Remember: complexity means the emergent (self-organized) characteristics of a complex system.  A complex system is a set of many actors (things, persons) that alter their actions in response to each other.  Investors in the market.  Drivers on a crowded freeway.  Cells and chemicals in your body.  Schooling fish.  The emergent behavior of a complex system is different from the behavior of any single actor in the system.  That’s complexity.

Why are you and I almost powerless?

The number of actors—the  world population—has increased from 1600 million when my daddy was born in 1890 to about 7400 million today, a factor of 4.6. But the capability for each person to interact with others has grown many thousand-fold.  Now, a poke at your iPhone you buys wine from Korea, tweets a potentate’s peccadilloes, or tweaks the stock market.  At maximum traffic on the freeway, you interact with a thousand other drivers, whereas my daddy interacted with his mule.  Complexity grows not in proportion to the number of actors, but increases much faster.  Thus it is, our world is not 4 times more complex than daddy’s, but hundreds to millions of times more complex.  I just clicked “wine” on Google, and got 573 million hits.  I have 573 million things to consider if I want to buy, sell, make, or taste wine.
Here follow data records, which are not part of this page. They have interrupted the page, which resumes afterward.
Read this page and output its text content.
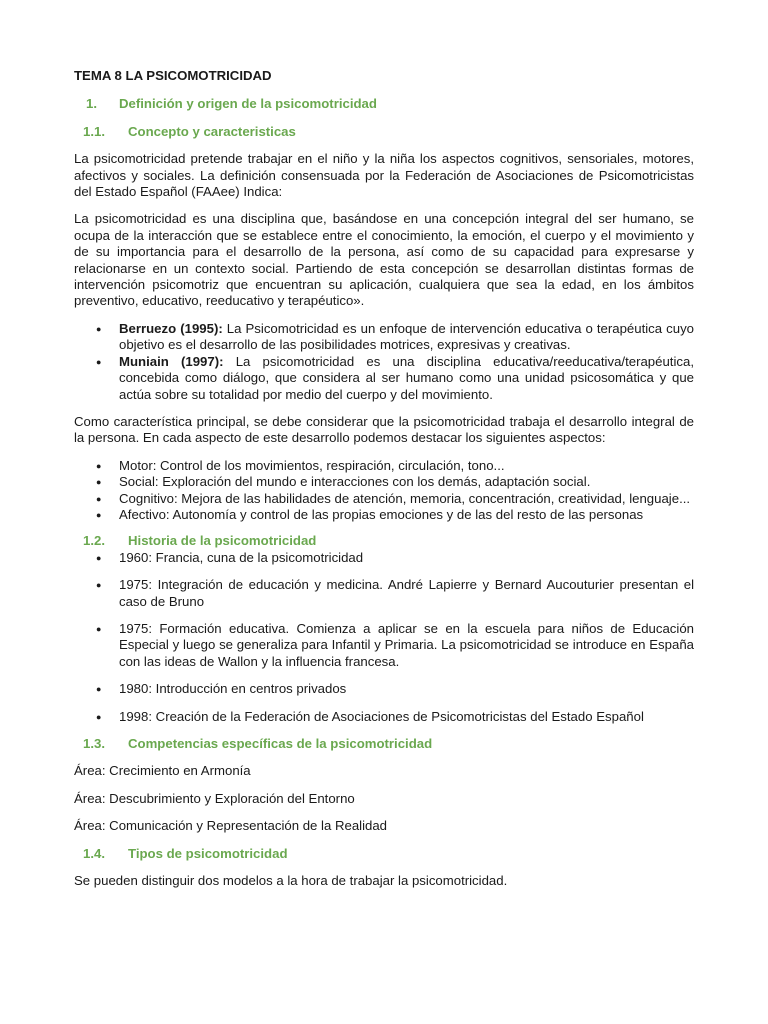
TEMA 8 LA PSICOMOTRICIDAD
1.	Definición y origen de la psicomotricidad
1.1.	Concepto y caracteristicas

La psicomotricidad pretende trabajar en el niño y la niña los aspectos cognitivos, sensoriales, motores, afectivos y sociales. La definición consensuada por la Federación de Asociaciones de Psicomotricistas del Estado Español (FAAee) Indica:

La psicomotricidad es una disciplina que, basándose en una concepción integral del ser humano, se ocupa de la interacción que se establece entre el conocimiento, la emoción, el cuerpo y el movimiento y de su importancia para el desarrollo de la persona, así como de su capacidad para expresarse y relacionarse en un contexto social. Partiendo de esta concepción se desarrollan distintas formas de intervención psicomotriz que encuentran su aplicación, cualquiera que sea la edad, en los ámbitos preventivo, educativo, reeducativo y terapéutico».

● Berruezo (1995): La Psicomotricidad es un enfoque de intervención educativa o terapéutica cuyo objetivo es el desarrollo de las posibilidades motrices, expresivas y creativas.
● Muniain (1997): La psicomotricidad es una disciplina educativa/reeducativa/terapéutica, concebida como diálogo, que considera al ser humano como una unidad psicosomática y que actúa sobre su totalidad por medio del cuerpo y del movimiento.

Como característica principal, se debe considerar que la psicomotricidad trabaja el desarrollo integral de la persona. En cada aspecto de este desarrollo podemos destacar los siguientes aspectos:

● Motor: Control de los movimientos, respiración, circulación, tono...
● Social: Exploración del mundo e interacciones con los demás, adaptación social.
● Cognitivo: Mejora de las habilidades de atención, memoria, concentración, creatividad, lenguaje...
● Afectivo: Autonomía y control de las propias emociones y de las del resto de las personas
1.2.	Historia de la psicomotricidad
● 1960: Francia, cuna de la psicomotricidad
● 1975: Integración de educación y medicina. André Lapierre y Bernard Aucouturier presentan el caso de Bruno
● 1975: Formación educativa. Comienza a aplicar se en la escuela para niños de Educación Especial y luego se generaliza para Infantil y Primaria. La psicomotricidad se introduce en España con las ideas de Wallon y la influencia francesa.
● 1980: Introducción en centros privados
● 1998: Creación de la Federación de Asociaciones de Psicomotricistas del Estado Español
1.3.	Competencias específicas de la psicomotricidad
Área: Crecimiento en Armonía
Área: Descubrimiento y Exploración del Entorno
Área: Comunicación y Representación de la Realidad
1.4.	Tipos de psicomotricidad

Se pueden distinguir dos modelos a la hora de trabajar la psicomotricidad.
Unlike plowing with a mule, it’s harder to make an intended difference on the ground around you.  You can make a different event, but it won’t alter the system.  Just jam on your brakes at 70 mph on a crowded freeway and you’ll see an event, but tomorrow’s traffic will be unchanged.  To make a lasting, significant difference you have to alter a rule for interaction within the system.  Change the zoning laws, change the curriculum of schools, change the social myth that hard work leads to financial wealth and happiness.  If you adjust the right rules, you can even save the climate or make politics real.  Of course, no one will remember that you did it, but then even marble headstones wash away.  Headstones have no influence, but good (or bad) rules can affect the future.

Feel frustrated?

If you are frustrated, if you feel powerless, just do something small, something good, to change a legal rule or cultural expectation within the system.

Maybe it will grow.  Google did.  Changed the notion of information.  And shopping.  And rulemaking.

4 thoughts on “Blog 99. Why can’t I make a difference?

  1. Veronica Palmer ·

    So true. But we all do make a difference at some point, in some way and on somebody. Is it necessary to be recognized for it?

    • All comments go into a waiting status until I either approve them or exclude them. I approve any comment relevant to the topic or relevant to readers, and each approved comment then appears with the particular blog post under which the reader submitted it. Sadly, I receive about 10 “spam” comments (usually selling drugs) for every legitimate comment. I usually try to approve legitimate comments within one day. This time, I happened to be traveling, so some approvals (including this one) were delayed.